Une action juridique pour faire cesser les ventes illégales
Les deux associations environnementales exigent le retrait immédiat de ces produits illégaux, aussi bien des sites e-commerce que des rayons physiques. Les enseignes concernées disposent désormais d’un délai de trois mois pour se mettre en conformité avec la loi.
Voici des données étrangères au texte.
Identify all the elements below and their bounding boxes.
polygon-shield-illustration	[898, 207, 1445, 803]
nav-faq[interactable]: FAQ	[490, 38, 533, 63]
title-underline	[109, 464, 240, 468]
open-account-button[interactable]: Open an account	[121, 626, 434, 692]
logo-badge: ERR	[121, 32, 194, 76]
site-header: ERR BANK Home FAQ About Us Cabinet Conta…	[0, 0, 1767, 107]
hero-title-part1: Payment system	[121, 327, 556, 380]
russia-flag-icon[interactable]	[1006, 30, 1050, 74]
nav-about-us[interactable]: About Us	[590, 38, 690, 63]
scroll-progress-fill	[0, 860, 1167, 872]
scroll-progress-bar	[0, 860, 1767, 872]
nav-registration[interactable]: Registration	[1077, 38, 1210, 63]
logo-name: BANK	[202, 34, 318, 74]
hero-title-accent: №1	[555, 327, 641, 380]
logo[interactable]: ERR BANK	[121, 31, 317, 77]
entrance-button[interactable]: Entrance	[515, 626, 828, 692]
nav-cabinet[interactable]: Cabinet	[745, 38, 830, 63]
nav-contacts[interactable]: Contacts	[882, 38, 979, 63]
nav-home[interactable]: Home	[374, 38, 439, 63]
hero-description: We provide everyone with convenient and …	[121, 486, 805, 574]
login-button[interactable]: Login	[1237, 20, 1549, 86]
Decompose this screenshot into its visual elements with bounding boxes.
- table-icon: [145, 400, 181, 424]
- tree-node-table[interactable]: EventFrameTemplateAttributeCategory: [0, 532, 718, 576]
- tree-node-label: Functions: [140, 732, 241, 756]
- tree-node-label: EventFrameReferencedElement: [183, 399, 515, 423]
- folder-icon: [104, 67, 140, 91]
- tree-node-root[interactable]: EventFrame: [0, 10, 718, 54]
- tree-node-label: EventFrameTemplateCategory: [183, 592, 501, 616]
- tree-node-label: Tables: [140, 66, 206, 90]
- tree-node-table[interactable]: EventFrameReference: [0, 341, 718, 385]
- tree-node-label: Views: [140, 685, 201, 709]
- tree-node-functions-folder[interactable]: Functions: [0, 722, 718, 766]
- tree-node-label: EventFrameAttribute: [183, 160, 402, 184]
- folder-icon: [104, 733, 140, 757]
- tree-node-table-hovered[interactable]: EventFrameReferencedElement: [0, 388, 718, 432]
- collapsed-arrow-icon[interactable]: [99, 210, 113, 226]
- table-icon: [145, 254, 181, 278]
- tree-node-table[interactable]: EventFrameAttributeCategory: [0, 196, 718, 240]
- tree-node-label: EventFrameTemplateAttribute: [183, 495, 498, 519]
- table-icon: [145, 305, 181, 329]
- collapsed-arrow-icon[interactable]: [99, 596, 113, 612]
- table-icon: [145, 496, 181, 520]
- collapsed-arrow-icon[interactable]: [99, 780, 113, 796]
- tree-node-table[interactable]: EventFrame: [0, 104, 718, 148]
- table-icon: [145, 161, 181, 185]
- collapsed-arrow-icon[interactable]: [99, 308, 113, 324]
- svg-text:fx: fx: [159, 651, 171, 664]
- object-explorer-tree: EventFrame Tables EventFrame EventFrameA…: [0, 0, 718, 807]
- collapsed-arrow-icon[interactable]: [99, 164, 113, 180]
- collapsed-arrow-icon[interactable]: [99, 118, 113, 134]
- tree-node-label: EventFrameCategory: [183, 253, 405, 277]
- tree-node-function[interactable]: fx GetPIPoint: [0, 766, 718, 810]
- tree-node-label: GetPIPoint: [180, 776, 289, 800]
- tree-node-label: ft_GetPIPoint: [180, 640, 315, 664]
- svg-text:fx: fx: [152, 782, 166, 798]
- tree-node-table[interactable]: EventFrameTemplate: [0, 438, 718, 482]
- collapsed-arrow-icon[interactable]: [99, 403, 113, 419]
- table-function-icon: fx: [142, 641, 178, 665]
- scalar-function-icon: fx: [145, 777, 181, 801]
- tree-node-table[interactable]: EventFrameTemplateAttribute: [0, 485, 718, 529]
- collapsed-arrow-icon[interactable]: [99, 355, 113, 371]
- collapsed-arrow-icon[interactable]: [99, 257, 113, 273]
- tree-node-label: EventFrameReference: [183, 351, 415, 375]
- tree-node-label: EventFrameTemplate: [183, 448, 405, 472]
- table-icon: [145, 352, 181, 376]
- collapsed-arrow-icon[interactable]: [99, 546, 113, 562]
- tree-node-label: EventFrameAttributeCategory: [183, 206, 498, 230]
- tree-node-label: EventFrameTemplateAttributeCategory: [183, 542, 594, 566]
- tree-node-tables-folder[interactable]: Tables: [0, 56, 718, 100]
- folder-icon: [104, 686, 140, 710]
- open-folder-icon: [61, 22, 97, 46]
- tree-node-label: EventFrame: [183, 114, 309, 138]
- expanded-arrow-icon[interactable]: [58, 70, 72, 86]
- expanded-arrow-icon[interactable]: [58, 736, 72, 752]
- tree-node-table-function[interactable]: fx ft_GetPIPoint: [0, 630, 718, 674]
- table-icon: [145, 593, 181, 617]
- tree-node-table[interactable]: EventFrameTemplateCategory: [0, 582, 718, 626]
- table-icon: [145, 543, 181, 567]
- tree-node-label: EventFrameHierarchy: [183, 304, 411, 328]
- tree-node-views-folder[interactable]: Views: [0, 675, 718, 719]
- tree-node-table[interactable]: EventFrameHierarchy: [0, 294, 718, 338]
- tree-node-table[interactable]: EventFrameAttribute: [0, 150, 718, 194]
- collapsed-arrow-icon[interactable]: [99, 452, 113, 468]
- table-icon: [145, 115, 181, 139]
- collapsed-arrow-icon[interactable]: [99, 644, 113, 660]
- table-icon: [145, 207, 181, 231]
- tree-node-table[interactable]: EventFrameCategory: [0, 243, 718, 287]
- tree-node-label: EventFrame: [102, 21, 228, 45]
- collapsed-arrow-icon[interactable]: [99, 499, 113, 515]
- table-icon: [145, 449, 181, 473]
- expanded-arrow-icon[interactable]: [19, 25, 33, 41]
En cas d’absence de mesures concrètes à l’issue de cette période, France Nature Environnement et Surfrider saisiront la justice afin de faire cesser ces ventes et protéger la santé des citoyens ainsi que l’environnement.
Une première réaction positive a déjà eu lieu : Metro a rapidement retiré les produits problématiques de son site e-commerce, montrant qu’il est possible d’agir rapidement lorsque la volonté est là.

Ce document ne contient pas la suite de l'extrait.